By May 5, when the country’s finance minister had said Nepal needed at least $2 billion to rebuild, and various western nations had begun pledging millions of dollars, expectations were tempered still. Writing for The New Yorker, Prashan Jha said some thought “no government could have dealt with a crisis of this magnitude, let alone Nepal’s,” noting that the country’s lawmakers had not even been able to write a constitution since 2006, the end of the country’s decade-long civil war.

Manjushree Thapa, writing for The Walrus, called Nepal’s politics “a pre-existing disaster“:

What stood before the earthquake was a government in paralysis with only the barest state structure—the bureaucracy, the security forces—operating as if on autopilot, unresponsive to even the most urgent demands from the people. So absent was political leadership that Prime Minister Sushil Koirala, out of country for a meeting, reportedly learned about the earthquake from a tweet by India’s Prime Minister Narendra Modi.

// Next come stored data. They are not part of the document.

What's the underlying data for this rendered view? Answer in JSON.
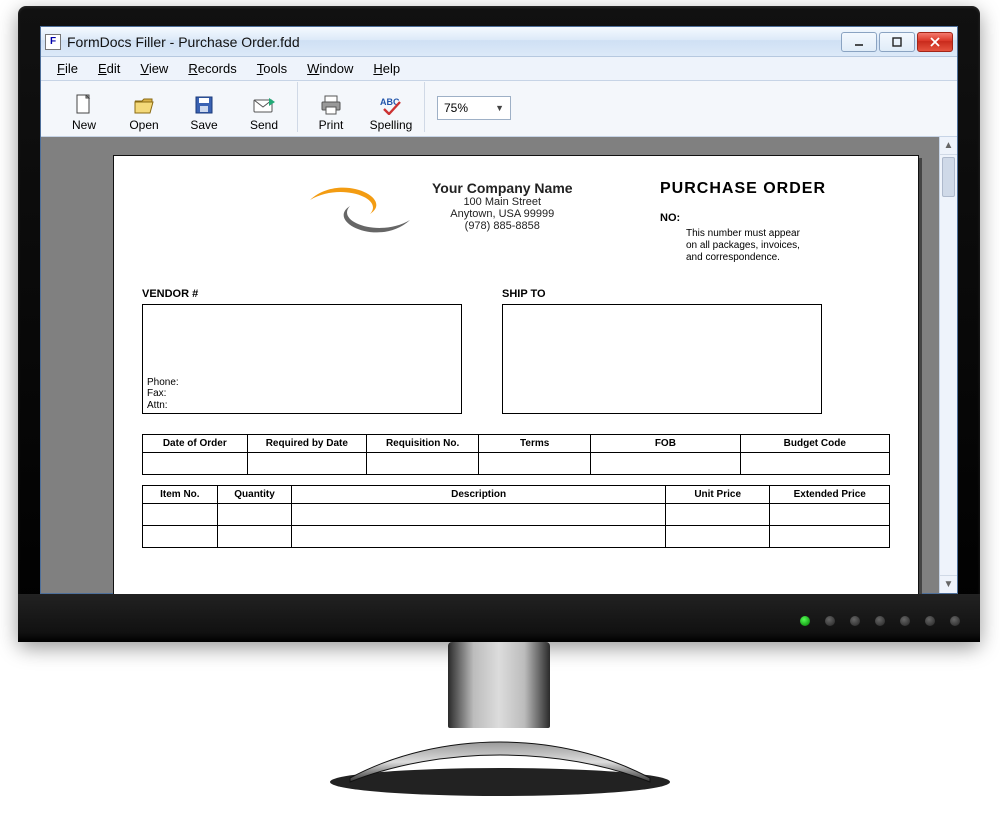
{
  "window": {
    "title": "FormDocs Filler - Purchase Order.fdd"
  },
  "menu": {
    "file": "File",
    "edit": "Edit",
    "view": "View",
    "records": "Records",
    "tools": "Tools",
    "windowm": "Window",
    "help": "Help"
  },
  "toolbar": {
    "new": "New",
    "open": "Open",
    "save": "Save",
    "send": "Send",
    "print": "Print",
    "spelling": "Spelling",
    "zoom": "75%"
  },
  "form": {
    "company_name": "Your Company Name",
    "company_addr1": "100 Main Street",
    "company_addr2": "Anytown, USA 99999",
    "company_phone": "(978) 885-8858",
    "po_title": "PURCHASE ORDER",
    "po_no_label": "NO:",
    "po_note1": "This number must appear",
    "po_note2": "on all packages, invoices,",
    "po_note3": "and correspondence.",
    "vendor_label": "VENDOR #",
    "shipto_label": "SHIP TO",
    "phone_label": "Phone:",
    "fax_label": "Fax:",
    "attn_label": "Attn:",
    "meta_headers": {
      "date": "Date of Order",
      "required": "Required by Date",
      "req_no": "Requisition No.",
      "terms": "Terms",
      "fob": "FOB",
      "budget": "Budget Code"
    },
    "item_headers": {
      "item_no": "Item No.",
      "qty": "Quantity",
      "desc": "Description",
      "unit": "Unit Price",
      "ext": "Extended Price"
    }
  }
}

This was just before the annual monsoon rains began, meaning major reconstruction efforts would likely have to wait until autumn. But now autumn is approaching, and tens of thousands of people have spent the past four rainy months living under tarps and tents, and Kathmandu has yet to finalize any plans for state-led reconstruction or aid distribution.

Meanwhile, the government has been pre-occupied with finally trying to pass a controversial constitution that would overhaul the entire political system. Such an overhaul would ostensibly make the recovery from the earthquake easier in the long run, but, as the leader of Nepal’s newly created reconstruction authority told Reuters, “We would have liked it if they concentrated on the reconstruction first.”